Rajasthani-born and Cardiff-raised Nikita Lalwani picked up the inaugural Desmond Elliott Prize for quality writing in popular fiction last night for her novel Gifted, and promptly donated her prize money to the fabulous human rights and free speech organisation Liberty. Liberty's director Shami Chakrabarti has been one of the most visible and outspoken leftist presences in the British media since the invasion of Iraq -- possibly the most high-profile woman of colour to be found on TV, radio and in the press since Moira Stuart was dumped by the BBC for being over the hill. As the current issue of Sable points out, things have improved under Greg Dyke in terms of representation at the BBC -- but not much.

Lalwani's welcome win hints at a turning point in British culture -- the critical and popular success of Gifted consolidates the long-overdue emergence of a generation of British women novelists of colour, writing diverse novels in different genres, on awards *and* bestseller lists (Zadie Smith, Diane Evans, Monica Ali, Andrea Levy). This is a considerable achievement given that study after study shows that all aspects of the UK book industry remain overwhelmingly dominated by white men, something that initiatives such as the Orange Prize (for women writers) and Decibel (a traineeship for people of colour in the creative industries) are working to change.

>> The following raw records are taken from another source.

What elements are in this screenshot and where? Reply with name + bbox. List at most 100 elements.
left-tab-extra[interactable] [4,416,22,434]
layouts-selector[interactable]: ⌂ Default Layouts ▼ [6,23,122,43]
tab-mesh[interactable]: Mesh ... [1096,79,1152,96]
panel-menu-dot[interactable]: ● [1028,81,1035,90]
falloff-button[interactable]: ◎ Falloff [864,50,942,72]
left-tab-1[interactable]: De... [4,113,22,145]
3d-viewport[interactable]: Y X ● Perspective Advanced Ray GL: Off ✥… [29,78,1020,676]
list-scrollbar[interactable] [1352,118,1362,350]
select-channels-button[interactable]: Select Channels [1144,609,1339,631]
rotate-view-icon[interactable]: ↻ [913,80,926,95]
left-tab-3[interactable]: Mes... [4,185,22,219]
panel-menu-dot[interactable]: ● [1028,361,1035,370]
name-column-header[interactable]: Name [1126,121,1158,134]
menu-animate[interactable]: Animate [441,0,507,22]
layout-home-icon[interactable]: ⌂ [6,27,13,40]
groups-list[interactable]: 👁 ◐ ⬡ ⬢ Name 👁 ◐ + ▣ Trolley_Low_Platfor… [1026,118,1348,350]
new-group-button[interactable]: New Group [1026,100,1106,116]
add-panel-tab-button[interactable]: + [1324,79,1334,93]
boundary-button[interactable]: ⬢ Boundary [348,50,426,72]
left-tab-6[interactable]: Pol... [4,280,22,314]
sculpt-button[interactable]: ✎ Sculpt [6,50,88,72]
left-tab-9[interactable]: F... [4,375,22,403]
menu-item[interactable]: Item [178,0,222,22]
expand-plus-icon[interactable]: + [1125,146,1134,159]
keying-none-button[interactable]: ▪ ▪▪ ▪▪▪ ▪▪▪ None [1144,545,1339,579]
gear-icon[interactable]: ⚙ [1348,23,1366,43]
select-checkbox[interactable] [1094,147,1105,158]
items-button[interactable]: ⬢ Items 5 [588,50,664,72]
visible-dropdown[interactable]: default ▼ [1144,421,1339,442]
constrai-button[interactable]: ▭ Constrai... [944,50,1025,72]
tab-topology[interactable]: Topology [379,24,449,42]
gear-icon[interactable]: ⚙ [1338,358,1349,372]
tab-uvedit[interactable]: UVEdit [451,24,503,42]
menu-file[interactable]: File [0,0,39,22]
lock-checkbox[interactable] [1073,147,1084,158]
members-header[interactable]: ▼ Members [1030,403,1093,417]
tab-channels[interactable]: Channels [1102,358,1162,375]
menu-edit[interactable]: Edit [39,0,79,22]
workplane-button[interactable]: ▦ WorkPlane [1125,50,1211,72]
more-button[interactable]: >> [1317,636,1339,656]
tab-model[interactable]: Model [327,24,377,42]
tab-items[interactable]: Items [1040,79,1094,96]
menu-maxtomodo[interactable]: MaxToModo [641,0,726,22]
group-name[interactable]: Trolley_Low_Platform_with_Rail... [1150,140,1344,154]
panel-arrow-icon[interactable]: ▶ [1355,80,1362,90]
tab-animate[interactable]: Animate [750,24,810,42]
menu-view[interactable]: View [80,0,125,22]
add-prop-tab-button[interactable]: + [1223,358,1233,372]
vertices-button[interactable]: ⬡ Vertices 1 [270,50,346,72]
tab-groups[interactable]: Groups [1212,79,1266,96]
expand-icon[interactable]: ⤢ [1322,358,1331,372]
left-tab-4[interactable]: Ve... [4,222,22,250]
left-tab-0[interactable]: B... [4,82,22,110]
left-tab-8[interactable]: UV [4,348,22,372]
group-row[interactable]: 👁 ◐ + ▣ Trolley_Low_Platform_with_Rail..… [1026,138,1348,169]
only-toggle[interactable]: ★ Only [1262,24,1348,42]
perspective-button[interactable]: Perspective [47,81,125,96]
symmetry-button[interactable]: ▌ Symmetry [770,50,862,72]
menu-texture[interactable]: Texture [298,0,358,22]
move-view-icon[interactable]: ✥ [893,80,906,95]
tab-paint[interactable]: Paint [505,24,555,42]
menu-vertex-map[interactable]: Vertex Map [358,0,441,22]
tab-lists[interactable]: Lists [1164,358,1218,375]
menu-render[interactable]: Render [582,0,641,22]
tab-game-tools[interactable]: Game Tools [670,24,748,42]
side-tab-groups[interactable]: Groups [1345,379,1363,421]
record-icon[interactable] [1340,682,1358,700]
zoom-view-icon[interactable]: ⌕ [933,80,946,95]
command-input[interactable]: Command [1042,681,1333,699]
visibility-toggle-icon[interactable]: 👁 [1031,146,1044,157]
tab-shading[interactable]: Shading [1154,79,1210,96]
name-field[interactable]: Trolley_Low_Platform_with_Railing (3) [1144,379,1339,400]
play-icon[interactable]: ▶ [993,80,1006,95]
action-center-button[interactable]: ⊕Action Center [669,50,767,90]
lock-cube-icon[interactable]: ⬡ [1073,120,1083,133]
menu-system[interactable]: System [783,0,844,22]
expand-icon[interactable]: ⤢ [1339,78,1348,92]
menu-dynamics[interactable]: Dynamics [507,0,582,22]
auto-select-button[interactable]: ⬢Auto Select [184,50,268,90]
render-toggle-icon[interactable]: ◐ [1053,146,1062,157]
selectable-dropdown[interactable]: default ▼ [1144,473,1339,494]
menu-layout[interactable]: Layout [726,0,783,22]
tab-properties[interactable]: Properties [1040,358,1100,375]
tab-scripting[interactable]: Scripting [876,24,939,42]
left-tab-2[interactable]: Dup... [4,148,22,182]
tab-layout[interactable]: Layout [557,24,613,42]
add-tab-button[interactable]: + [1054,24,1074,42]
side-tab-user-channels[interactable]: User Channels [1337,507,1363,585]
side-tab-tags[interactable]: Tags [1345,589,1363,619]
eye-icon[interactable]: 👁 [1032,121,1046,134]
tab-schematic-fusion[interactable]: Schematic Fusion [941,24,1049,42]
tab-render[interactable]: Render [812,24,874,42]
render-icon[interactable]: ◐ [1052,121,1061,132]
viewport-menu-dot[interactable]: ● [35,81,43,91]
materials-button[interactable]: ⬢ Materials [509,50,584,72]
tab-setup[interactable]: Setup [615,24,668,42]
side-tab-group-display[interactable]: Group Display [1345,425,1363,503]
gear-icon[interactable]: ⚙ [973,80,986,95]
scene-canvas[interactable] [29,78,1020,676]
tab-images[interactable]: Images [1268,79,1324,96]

Not only that, but as a further sign of the times, Lalwani scooped the frontrunner for the award, Tom Rob Smith, who has been the subject of profiles in the UK press for his six-figure deal thriller. William Hill might have quoted odds of 1/2 on Child 44 taking the prize, but as Rumi Vasi, the child maths prodigy who is the protagonist of Gifted would have known, sometimes it's about more than the math. Congratulations to Lalwani for her award and her generosity in showing the true meaning of "gifted": the ability and desire to share.